=the height in metres of a weather ballon above the ground after t seconds can be modelled by the function h(t)=-2t^3+3t^2+149, for 0<t<10. when is the ballon exactly 980 m above the ground?

h(t)=-2t^3+3t^2+149 = 980

-2 t^3 + 3 t^2 - 831 = 0

There is no positive real root.
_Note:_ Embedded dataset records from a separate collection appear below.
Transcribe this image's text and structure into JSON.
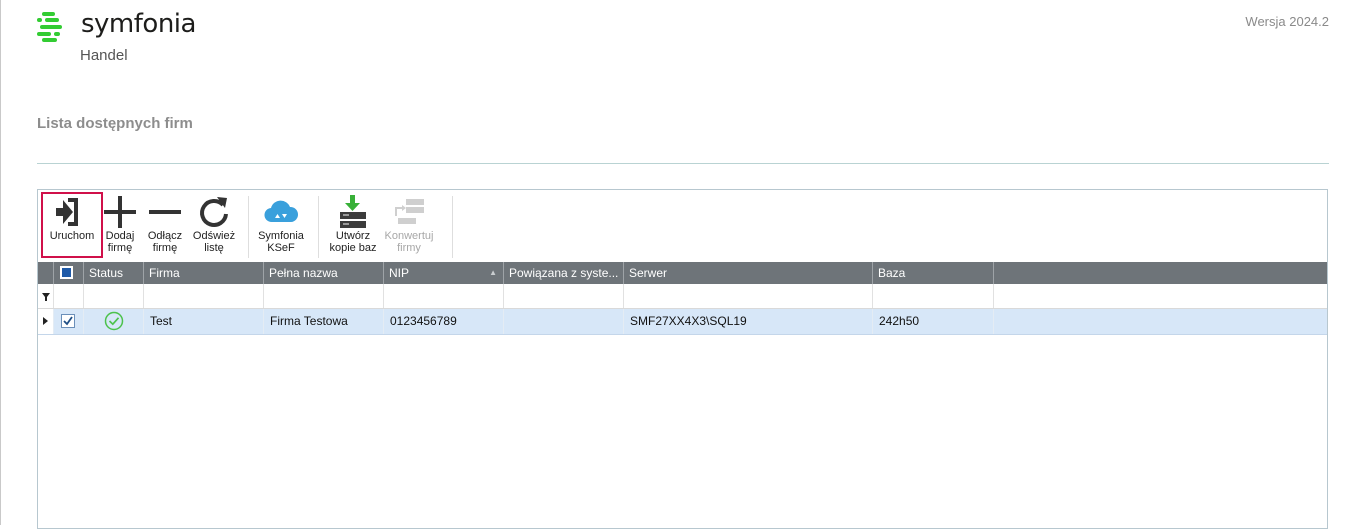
{
  "app": {
    "logo_name": "symfonia",
    "logo_subtitle": "Handel",
    "version": "Wersja 2024.2",
    "brand_color": "#33cc33"
  },
  "page": {
    "title": "Lista dostępnych firm"
  },
  "toolbar": {
    "buttons": [
      {
        "icon": "login-arrow-icon",
        "line1": "Uruchom",
        "line2": "",
        "selected": true,
        "enabled": true
      },
      {
        "icon": "plus-icon",
        "line1": "Dodaj",
        "line2": "firmę",
        "enabled": true
      },
      {
        "icon": "minus-icon",
        "line1": "Odłącz",
        "line2": "firmę",
        "enabled": true
      },
      {
        "icon": "refresh-icon",
        "line1": "Odśwież",
        "line2": "listę",
        "enabled": true
      },
      {
        "icon": "cloud-icon",
        "line1": "Symfonia",
        "line2": "KSeF",
        "enabled": true
      },
      {
        "icon": "database-download-icon",
        "line1": "Utwórz",
        "line2": "kopie baz",
        "enabled": true
      },
      {
        "icon": "convert-servers-icon",
        "line1": "Konwertuj",
        "line2": "firmy",
        "enabled": false
      }
    ],
    "selected_border_color": "#d0104a"
  },
  "grid": {
    "columns": [
      "Status",
      "Firma",
      "Pełna nazwa",
      "NIP",
      "Powiązana z syste...",
      "Serwer",
      "Baza"
    ],
    "sort_indicator": "▲",
    "filter_icon": "funnel-icon",
    "rows": [
      {
        "checked": true,
        "status": "ok",
        "firma": "Test",
        "pelna_nazwa": "Firma Testowa",
        "nip": "0123456789",
        "powiazana": "",
        "serwer": "SMF27XX4X3\\SQL19",
        "baza": "242h50"
      }
    ],
    "header_color": "#6e7479",
    "selected_row_color": "#d7e7f8"
  }
}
I think a typo
I bet you mean
h(t)=-2t^3+3t^2+149t
so
-2 t^3 + 3 t^2 + 149 t - 980 = 0
nope, no real + roots
I think a typo

let me rewrite the question:
the height,h, in metres, of a weather balloon above the ground after t seconds can be modelled by the function h(t)=-2t^3+3t^2+149+410, for 0<t<10. when is the balloon exactly 980 m above the ground
my bad i messed up the number

its *h(t)=-2t^3+3t^2+149t+410,

-2t^3+3t^2+149t+410 = 980
2t^3 - 3t^2 - 149t + 570 = 0

could try 1, 2, 3, 4, 5 ,6, 7, 8, 9 ,10
Well, what do you know,
t=5 works and so does t = 6
so there has to be 3 factors, I know the first two are
(t-5)(t-6)(? t + ?) = 0
by the "common sense" theorem, the third factor must be
2t + 19 , which would yield a negative t , no good

the balloon is above 980 m above after 5 minutes and again after 6 minutes

check one of them...
t = 6
h(6) = -2(6^3) + 3(6^2) + 149(6) + 410
= -432 + 108 + 894 +410
= 980

where do we get the 570 from?

Remember your algebra I?
Subtract 980 from both sides. You want to have f(x) = 0 to solve for x.